Presgraves counters that when he included orang-utan data in the analysis, he found that humans and chimps had similarly strong male-biased mutation rates, so he wouldn't expect differences between the two species. What matters, he says, is that both species are more biased than gorilla, which makes the divergence seem younger than when compared to the older primates. In addition, he says, humans share genes with gorillas — albeit at lower levels — which is consistent with his expectations.

Nicholas Barton, an evolutionary geneticist at the Institute of Science and Technology Austria in Klosterneuburg, says that the new theory has the advantage that it is testable. Researchers can survey more species to confirm whether male-biased mutation rates vary with sperm competition.

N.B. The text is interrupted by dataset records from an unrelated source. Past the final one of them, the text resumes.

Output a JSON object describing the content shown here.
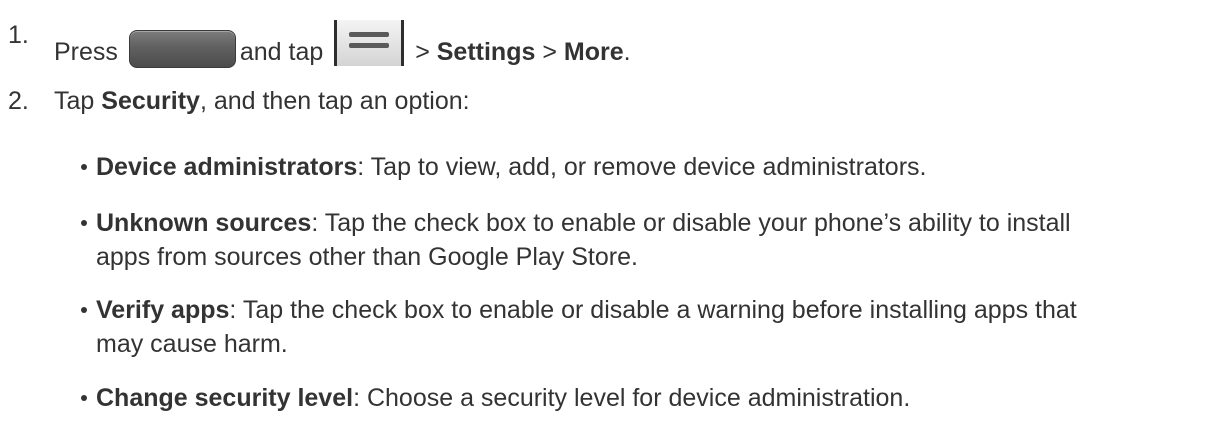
{
  "steps": [
    {
      "number": "1.",
      "text_press": "Press",
      "text_and_tap": "and tap",
      "sep1": ">",
      "settings": "Settings",
      "sep2": ">",
      "more": "More",
      "end": "."
    },
    {
      "number": "2.",
      "text_tap": "Tap",
      "security": "Security",
      "rest": ", and then tap an option:"
    }
  ],
  "options": [
    {
      "title": "Device administrators",
      "desc": ": Tap to view, add, or remove device administrators."
    },
    {
      "title": "Unknown sources",
      "desc_line1": ": Tap the check box to enable or disable your phone’s ability to install",
      "desc_line2": "apps from sources other than Google Play Store."
    },
    {
      "title": "Verify apps",
      "desc_line1": ": Tap the check box to enable or disable a warning before installing apps that",
      "desc_line2": "may cause harm."
    },
    {
      "title": "Change security level",
      "desc": ": Choose a security level for device administration."
    }
  ],
  "icons": {
    "home_button": "home-key-icon",
    "menu_button": "menu-key-icon"
  }
}
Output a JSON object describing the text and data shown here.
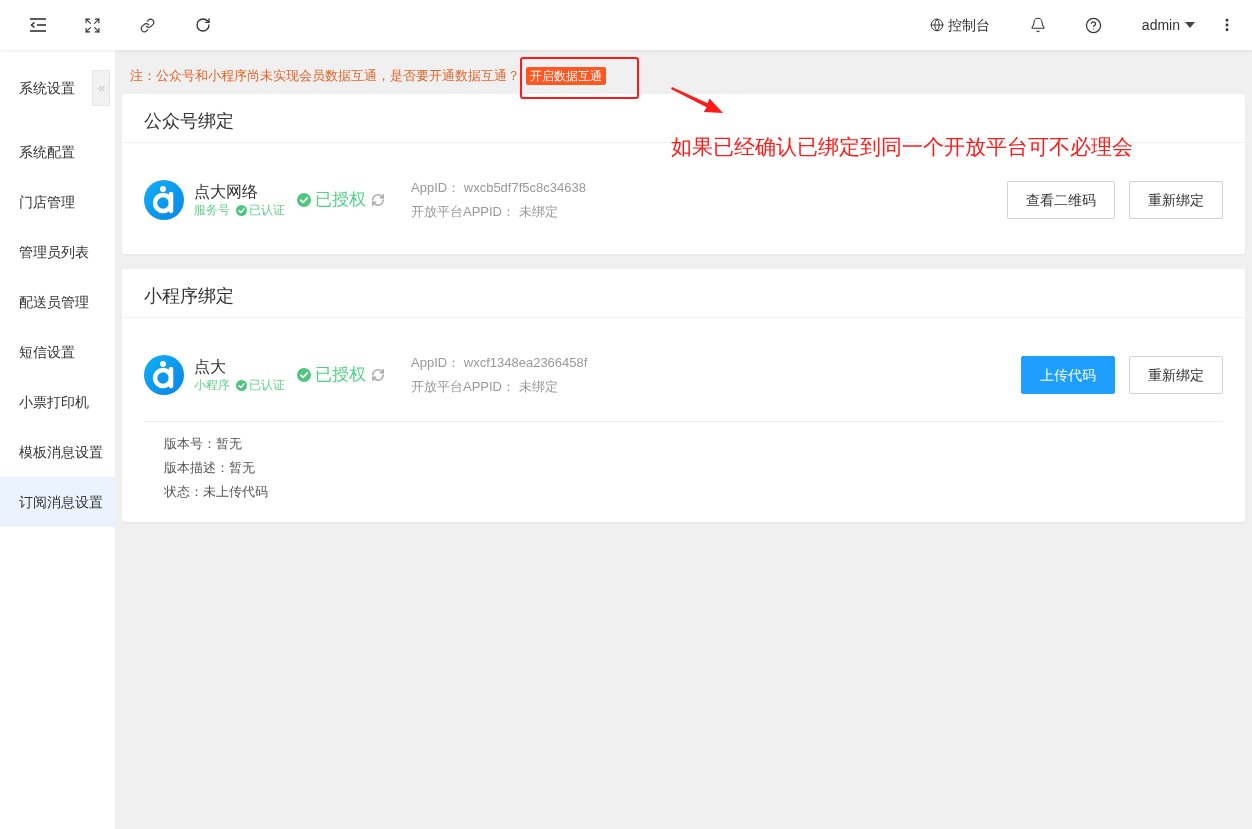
{
  "header": {
    "console": "控制台",
    "user": "admin"
  },
  "sidebar": {
    "title": "系统设置",
    "items": [
      {
        "label": "系统配置",
        "selected": false
      },
      {
        "label": "门店管理",
        "selected": false
      },
      {
        "label": "管理员列表",
        "selected": false
      },
      {
        "label": "配送员管理",
        "selected": false
      },
      {
        "label": "短信设置",
        "selected": false
      },
      {
        "label": "小票打印机",
        "selected": false
      },
      {
        "label": "模板消息设置",
        "selected": false
      },
      {
        "label": "订阅消息设置",
        "selected": true
      }
    ]
  },
  "notice": {
    "text": "注：公众号和小程序尚未实现会员数据互通，是否要开通数据互通？",
    "action": "开启数据互通"
  },
  "annotation": {
    "text": "如果已经确认已绑定到同一个开放平台可不必理会"
  },
  "cards": [
    {
      "title": "公众号绑定",
      "account": {
        "name": "点大网络",
        "type": "服务号",
        "verified": "已认证",
        "status": "已授权"
      },
      "fields": [
        {
          "label": "AppID：",
          "value": "wxcb5df7f5c8c34638"
        },
        {
          "label": "开放平台APPID：",
          "value": "未绑定"
        }
      ],
      "buttons": [
        {
          "label": "查看二维码",
          "kind": "default"
        },
        {
          "label": "重新绑定",
          "kind": "default"
        }
      ]
    },
    {
      "title": "小程序绑定",
      "account": {
        "name": "点大",
        "type": "小程序",
        "verified": "已认证",
        "status": "已授权"
      },
      "fields": [
        {
          "label": "AppID：",
          "value": "wxcf1348ea2366458f"
        },
        {
          "label": "开放平台APPID：",
          "value": "未绑定"
        }
      ],
      "buttons": [
        {
          "label": "上传代码",
          "kind": "primary"
        },
        {
          "label": "重新绑定",
          "kind": "default"
        }
      ],
      "details": [
        "版本号：暂无",
        "版本描述：暂无",
        "状态：未上传代码"
      ]
    }
  ]
}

Reich's idea, however, cannot be disproved.

Indeed, in 2003, Hans Ellegren, an evolutionary biologist at Uppsala University in Sweden, calculated the mutation bias in 31 bird species, and found that those with higher rates of extrapair paternity also had higher male mutation rates3.

Yi concedes that she can't definitively invalidate Reich's model. "Proof is very hard to come by in evolution biology, unfortunately," she says.

  • References

    1. Patterson, N. , Richter, D. J. , Gnerre, S. , Lander, E. S. & Reiche, D. Nature 441, 1103-1108 (2006).
    2. Presgraves, D. C. & Yi, S. V. Trends Ecol. Evol. advance online publication doi:10.1016/j.tree.2009.04.007 (2009).
    3. Bartosch-Härlid, A. , Berlin, S. , Smith, N. G. , Møller, A. P. & Ellegren, H. Evolution 57, 2398-2406 (2003).